If you’ve completed a merger or acquisition recently, or you’re experiencing physician turnover, you should probably at least consider a new compensation plan. Here are eight steps that can help you create one:

  1. Define the plan’s purpose. Brainstorm a list of possible goals, sorted into three groups: non-negotiable, very important and desirable but not indispensable.
  2. Determine evidence needs. With the prioritized objectives in mind, determine what data is needed to understand their implications and ask, “What information do we need to reach each objective?”
  3. Gather relevant evidence. Use internal and external data to help make decisions on compensation. Use the practice management system to generate data reports on payments, adjustments, charges, appointments, encounters and accounts receivable. Search libraries, the Web and industry sources for relevant reports, articles, commentary and webinars.
  4. Translate the evidence. Use data gathered to identify key physician performance measures, describe common compensation system models, and establish benchmarks for what might be expected of the overall practice and its individual physicians. Have your CPA prepare examples, so each physician can see how the numbers work.
  5. Define plausible alternatives. Focus on plan alternatives that are most applicable to the practice’s circumstances. Create a general framework for a plan that combines the best features of other models. Within the framework, consider using new approaches for quality measurement rather than only productivity models.
  6. Present the plans to the physicians. The presentation should summarize the most relevant compensation models and their respective impacts on each physician’s compensation. It should also include a recommendation for the compensation plan that you believe is best tailored to the practice’s needs.

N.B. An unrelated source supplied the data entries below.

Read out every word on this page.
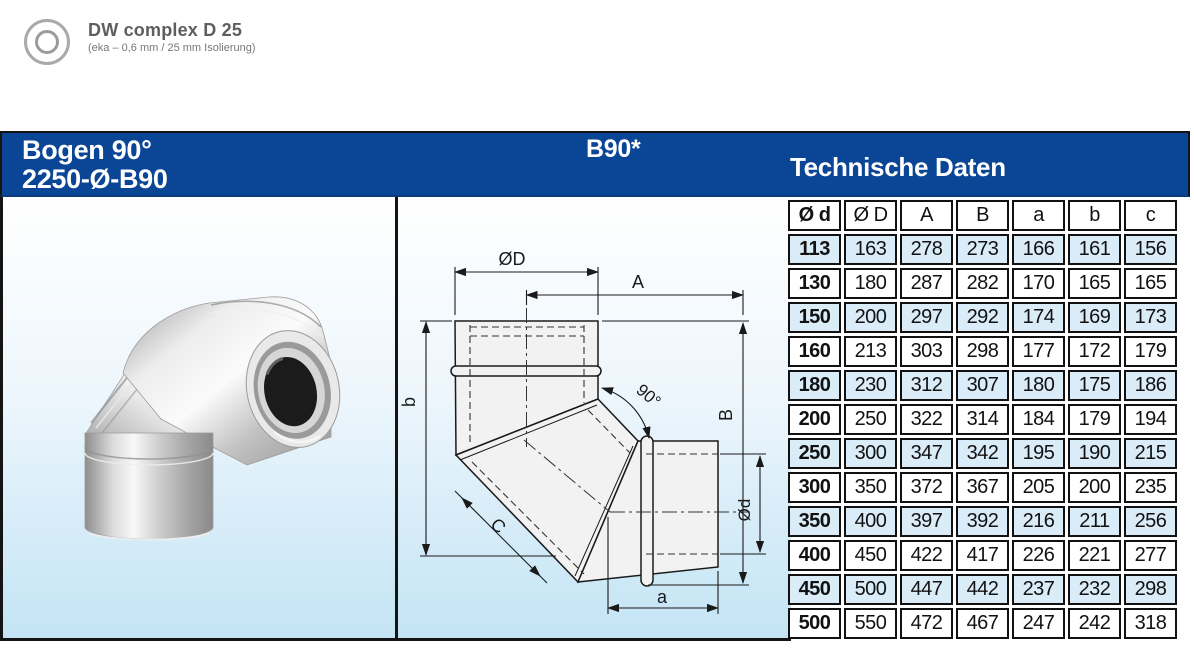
DW complex D 25
(eka – 0,6 mm / 25 mm Isolierung)
Bogen 90°
2250-Ø-B90
B90*
Technische Daten
ØD
A
b	90°
B
C
Ød
a
Ø d	Ø D	A	B	a	b	c
113	163	278	273	166	161	156
130	180	287	282	170	165	165
150	200	297	292	174	169	173
160	213	303	298	177	172	179
180	230	312	307	180	175	186
200	250	322	314	184	179	194
250	300	347	342	195	190	215
300	350	372	367	205	200	235
350	400	397	392	216	211	256
400	450	422	417	226	221	277
450	500	447	442	237	232	298
500	550	472	467	247	242	318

  7. Let the physicians choose. The physicians must decide whether the recommended plan is acceptable. The body of evidence behind the plan and its preparation should make it difficult to reject, though minor adjustments may need to be made. The plan might be approved for a trial period.
  8. Perform followup reviews and take a final vote. Track the effect of the operational plan on physician behavior and income for at least six months and up to a year. Tweak it further, as necessary. When an appropriate comfort level is reached, ask the physicians to vote on keeping the plan indefinitely.